Algunas reflexiones de la política agraria de la silvicultura en tiempos de cambios electorales

 

Por Mauricio Ceroni

Geógrafo docente e investigador UDELAR

Este pasado viernes 25 de octubre se realizó una nueva marcha en rechazo a la instalación de la segunda planta agroindustrial de la empresa UPM. Para comprender la resistencia del movimiento social al megaproyecto y los argumentos favorables que defiende la clase política dirigente, es necesario realizar un breve análisis histórico sobre el desarrollo del sector de la silvicultura en Uruguay durante las últimas tres décadas, asumiendo como premisa central que la política agraria impulsada por el Estado, en especial para el sector de la silvicultura, ha profundizado y agudizado la dependencia de la economía nacional al capital transnacional. 

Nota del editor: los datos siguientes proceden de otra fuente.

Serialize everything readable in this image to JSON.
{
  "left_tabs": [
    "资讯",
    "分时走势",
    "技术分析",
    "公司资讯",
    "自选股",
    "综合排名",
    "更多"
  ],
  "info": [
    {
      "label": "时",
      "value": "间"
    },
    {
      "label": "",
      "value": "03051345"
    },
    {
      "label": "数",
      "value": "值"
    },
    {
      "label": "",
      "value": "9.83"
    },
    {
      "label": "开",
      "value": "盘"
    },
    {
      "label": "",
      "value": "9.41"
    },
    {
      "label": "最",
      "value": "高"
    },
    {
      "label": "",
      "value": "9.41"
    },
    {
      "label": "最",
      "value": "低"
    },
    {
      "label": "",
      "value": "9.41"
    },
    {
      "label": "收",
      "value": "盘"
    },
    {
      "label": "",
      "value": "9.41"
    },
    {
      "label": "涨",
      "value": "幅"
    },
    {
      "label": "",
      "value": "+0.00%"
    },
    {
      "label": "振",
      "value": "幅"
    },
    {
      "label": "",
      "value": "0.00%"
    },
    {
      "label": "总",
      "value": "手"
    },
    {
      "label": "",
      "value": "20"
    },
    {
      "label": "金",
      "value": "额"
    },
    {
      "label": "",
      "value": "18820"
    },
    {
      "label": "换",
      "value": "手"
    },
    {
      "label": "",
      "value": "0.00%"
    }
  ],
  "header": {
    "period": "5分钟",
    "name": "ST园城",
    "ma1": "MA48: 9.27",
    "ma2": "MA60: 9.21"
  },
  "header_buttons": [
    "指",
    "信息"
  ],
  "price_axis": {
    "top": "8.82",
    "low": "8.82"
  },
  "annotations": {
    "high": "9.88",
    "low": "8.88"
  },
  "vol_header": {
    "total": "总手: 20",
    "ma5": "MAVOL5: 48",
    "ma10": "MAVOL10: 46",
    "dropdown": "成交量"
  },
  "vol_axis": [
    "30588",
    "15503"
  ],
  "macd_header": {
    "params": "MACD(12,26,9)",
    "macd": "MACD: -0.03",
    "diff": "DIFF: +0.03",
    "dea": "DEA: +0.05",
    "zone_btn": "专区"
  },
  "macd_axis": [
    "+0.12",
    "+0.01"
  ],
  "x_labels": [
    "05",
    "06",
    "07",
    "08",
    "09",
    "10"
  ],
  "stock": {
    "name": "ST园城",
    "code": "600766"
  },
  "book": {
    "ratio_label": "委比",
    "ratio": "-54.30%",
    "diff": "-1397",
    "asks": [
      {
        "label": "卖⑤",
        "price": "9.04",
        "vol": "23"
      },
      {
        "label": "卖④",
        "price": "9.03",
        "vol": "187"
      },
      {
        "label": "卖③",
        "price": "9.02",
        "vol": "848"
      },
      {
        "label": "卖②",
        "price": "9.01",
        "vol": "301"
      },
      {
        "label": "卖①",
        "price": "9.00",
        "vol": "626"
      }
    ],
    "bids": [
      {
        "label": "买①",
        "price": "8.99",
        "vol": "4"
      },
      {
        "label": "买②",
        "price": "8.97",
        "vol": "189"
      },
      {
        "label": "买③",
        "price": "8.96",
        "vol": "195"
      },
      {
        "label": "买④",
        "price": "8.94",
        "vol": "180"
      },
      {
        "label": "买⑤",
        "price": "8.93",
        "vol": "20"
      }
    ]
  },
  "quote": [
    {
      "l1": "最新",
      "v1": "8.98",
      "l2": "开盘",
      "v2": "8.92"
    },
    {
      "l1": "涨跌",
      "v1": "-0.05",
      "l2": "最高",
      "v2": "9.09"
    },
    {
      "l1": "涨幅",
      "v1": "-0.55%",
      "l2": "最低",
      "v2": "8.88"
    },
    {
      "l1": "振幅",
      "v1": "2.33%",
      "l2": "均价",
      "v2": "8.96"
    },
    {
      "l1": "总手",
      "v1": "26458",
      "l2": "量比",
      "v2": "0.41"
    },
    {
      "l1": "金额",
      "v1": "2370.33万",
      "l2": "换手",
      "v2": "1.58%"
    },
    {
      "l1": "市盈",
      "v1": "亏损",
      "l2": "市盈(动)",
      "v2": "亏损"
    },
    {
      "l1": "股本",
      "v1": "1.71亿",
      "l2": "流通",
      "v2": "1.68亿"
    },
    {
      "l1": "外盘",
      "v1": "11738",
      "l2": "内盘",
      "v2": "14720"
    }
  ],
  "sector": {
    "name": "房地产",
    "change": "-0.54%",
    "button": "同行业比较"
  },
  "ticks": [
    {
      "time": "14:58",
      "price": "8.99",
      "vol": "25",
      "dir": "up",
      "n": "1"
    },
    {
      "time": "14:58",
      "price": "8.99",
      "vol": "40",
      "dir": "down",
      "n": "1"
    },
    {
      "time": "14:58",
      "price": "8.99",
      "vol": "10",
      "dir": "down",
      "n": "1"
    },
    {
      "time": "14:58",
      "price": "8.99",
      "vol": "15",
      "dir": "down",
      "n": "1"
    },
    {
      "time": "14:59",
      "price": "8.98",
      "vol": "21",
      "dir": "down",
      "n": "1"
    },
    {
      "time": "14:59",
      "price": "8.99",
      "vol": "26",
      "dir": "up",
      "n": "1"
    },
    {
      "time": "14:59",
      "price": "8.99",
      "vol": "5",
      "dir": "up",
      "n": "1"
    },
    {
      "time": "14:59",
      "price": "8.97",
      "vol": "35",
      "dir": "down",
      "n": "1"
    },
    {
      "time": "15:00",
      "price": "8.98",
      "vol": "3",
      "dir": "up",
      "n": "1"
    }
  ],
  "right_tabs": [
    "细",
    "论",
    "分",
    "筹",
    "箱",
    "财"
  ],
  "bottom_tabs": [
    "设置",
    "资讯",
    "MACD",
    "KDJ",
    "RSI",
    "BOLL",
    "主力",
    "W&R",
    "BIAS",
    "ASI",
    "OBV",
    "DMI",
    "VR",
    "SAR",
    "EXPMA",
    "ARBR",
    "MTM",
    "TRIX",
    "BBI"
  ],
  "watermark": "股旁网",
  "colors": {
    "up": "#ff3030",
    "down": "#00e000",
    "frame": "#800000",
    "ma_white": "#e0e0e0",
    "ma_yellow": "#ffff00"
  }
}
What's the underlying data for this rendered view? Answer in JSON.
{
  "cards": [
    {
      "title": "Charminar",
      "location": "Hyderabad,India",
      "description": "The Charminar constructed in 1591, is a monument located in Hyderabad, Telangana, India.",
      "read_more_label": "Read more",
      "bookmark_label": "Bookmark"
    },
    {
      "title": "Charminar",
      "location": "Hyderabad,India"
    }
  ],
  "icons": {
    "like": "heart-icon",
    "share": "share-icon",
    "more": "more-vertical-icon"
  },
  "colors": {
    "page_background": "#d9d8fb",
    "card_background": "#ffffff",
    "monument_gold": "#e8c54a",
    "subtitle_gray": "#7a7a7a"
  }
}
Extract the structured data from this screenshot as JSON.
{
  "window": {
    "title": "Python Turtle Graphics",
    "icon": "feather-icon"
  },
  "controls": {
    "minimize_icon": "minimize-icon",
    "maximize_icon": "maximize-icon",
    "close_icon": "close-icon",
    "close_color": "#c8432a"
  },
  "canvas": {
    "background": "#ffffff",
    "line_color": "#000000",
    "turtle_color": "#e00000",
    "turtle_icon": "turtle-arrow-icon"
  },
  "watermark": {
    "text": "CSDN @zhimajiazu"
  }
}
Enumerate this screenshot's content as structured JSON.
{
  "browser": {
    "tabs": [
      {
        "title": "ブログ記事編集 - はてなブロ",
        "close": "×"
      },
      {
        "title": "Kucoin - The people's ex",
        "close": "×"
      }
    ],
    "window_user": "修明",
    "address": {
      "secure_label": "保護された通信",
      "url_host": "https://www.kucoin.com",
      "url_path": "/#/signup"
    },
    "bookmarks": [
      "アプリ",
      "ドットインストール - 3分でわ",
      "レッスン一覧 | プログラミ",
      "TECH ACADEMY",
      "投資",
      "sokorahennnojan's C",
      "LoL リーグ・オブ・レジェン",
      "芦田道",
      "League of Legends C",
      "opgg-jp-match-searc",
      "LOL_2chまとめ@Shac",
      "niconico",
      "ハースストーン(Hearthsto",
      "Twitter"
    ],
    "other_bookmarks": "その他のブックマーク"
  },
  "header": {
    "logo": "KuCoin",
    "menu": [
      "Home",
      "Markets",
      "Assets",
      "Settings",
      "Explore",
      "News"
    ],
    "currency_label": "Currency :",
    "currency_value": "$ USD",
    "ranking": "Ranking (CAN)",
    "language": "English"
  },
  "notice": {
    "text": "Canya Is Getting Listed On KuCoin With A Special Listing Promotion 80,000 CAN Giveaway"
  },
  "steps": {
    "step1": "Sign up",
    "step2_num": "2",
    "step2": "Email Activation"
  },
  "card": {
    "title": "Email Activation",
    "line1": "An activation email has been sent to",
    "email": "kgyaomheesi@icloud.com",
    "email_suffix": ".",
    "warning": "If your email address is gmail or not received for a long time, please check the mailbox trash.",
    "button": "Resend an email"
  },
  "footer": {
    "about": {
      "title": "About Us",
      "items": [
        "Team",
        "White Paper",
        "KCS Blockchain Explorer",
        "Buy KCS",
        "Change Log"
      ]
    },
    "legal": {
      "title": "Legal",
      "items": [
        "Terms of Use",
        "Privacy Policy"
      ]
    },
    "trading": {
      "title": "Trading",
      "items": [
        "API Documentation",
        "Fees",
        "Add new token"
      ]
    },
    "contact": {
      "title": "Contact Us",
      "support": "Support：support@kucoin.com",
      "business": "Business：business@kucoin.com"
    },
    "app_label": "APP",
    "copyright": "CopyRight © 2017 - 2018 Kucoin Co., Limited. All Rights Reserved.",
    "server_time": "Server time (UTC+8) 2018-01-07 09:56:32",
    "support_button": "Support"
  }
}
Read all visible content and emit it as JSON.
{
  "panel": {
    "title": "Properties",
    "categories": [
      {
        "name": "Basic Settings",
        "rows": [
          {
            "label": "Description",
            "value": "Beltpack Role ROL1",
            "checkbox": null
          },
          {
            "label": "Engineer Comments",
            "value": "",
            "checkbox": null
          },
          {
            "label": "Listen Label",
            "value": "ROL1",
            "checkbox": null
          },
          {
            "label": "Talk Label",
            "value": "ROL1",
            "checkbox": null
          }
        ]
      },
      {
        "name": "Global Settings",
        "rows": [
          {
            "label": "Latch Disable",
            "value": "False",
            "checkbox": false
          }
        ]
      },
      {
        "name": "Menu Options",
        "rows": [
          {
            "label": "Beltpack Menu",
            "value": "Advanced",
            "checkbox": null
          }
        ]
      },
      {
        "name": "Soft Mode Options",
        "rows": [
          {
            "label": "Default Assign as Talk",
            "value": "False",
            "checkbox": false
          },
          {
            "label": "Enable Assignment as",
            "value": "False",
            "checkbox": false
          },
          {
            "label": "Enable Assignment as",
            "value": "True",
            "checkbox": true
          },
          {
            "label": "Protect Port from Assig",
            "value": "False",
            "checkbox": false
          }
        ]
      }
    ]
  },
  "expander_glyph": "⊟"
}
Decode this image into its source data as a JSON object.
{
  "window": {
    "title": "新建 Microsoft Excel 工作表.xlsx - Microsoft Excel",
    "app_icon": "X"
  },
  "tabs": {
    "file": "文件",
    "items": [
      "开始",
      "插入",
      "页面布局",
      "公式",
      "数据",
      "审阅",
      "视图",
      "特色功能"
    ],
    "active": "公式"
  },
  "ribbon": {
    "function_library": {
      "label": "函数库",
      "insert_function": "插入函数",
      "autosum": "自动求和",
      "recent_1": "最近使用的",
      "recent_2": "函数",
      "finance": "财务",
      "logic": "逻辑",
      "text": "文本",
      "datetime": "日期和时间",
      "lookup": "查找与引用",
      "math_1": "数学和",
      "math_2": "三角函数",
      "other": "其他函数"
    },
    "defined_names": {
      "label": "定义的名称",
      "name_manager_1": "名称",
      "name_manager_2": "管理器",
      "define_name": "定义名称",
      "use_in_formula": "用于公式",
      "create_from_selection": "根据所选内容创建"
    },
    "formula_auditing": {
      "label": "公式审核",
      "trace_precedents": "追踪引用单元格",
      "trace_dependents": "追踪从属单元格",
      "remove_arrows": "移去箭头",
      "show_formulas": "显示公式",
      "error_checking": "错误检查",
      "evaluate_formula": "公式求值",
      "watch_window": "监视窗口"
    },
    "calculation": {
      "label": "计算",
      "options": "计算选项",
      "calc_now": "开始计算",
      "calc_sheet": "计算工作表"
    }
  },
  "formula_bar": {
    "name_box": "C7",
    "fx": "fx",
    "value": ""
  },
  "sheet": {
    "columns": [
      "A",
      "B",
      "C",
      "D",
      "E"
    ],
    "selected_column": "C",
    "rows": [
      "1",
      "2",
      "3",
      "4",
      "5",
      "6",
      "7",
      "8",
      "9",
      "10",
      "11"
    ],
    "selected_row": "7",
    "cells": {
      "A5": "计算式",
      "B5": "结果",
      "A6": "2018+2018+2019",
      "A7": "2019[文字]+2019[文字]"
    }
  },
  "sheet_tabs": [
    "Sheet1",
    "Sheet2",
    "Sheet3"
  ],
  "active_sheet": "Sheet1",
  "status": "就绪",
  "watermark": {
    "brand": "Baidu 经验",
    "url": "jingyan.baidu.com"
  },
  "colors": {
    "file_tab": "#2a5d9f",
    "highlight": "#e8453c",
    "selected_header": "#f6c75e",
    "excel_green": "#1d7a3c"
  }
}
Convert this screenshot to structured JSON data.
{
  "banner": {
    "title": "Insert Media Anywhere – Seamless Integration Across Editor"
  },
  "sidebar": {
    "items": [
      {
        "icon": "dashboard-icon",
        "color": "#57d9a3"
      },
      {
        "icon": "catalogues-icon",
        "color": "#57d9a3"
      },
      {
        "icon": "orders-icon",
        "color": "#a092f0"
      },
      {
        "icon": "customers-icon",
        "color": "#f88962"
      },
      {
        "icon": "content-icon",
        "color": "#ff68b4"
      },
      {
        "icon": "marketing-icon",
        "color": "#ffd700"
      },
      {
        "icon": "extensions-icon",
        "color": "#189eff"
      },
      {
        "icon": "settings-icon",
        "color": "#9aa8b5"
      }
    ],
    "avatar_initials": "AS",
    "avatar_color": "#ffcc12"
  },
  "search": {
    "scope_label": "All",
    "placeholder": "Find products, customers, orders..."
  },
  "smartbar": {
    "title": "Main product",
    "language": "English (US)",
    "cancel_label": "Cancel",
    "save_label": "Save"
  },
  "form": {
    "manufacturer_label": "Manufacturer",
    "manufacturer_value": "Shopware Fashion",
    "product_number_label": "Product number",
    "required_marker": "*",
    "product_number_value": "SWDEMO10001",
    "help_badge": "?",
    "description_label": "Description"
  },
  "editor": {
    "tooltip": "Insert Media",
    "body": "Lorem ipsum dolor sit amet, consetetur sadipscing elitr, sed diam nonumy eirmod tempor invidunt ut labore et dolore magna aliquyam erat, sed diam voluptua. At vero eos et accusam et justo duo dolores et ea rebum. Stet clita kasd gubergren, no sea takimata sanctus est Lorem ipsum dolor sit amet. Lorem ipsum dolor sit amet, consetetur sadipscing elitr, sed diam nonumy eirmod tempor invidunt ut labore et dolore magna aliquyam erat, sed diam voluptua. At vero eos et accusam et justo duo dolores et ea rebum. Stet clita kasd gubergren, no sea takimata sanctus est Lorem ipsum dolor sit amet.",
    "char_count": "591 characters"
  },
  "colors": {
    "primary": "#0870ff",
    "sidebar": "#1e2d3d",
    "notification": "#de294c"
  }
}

Para caracterizar el proceso lo podemos definir en dos grandes etapas. La   primera, comprende toda la década de los años noventa, y es donde se establecen las condiciones estructurales que van forjar los cimientos del sector a futuro. En este sentido, el mojón inicial fue la promulgación de ley forestal (15.939) que tenía entre sus objetivos promover el sector de la madera, principalmente en la fase de producción primaria, incentivando la plantación de bosques artificiales, con criterios de localización (suelos de prioridad forestal), acompañado de exoneraciones tributarias que apuntaban a mejorar las condiciones para la inversión del capital. Posteriormente se sumaron los beneficios de la ley (16.906), la cual tenía como objetivo promover la inversión en el conjunto de la economía nacional, estableciendo un mecanismo jurídico denominado "proyectos declarados de interés nacional", donde los proyectos que cumplían con determinadas condiciones, quedaban exonerados de impuestos referidos al patrimonio, a la renta y a la importación de bienes de capital, entre otros. Esto se vio reflejado en un crecimiento continuo del sector, que se tradujo en un aumento de las plantaciones forestales llegando a un pico anual de alrededor de 80.000 ha. para los años 1997 y 1998. La madera producida en esta etapa estaba destinada principalmente para la producción de la industria aserrada. Dicha plantación disminuyó  a menos de 20.000 ha. en el año 2002, producto de la crisis económica que afectó principalmente la región del cono sur de Latinoamérica, provocando un impacto fuerte en la inversión del capital.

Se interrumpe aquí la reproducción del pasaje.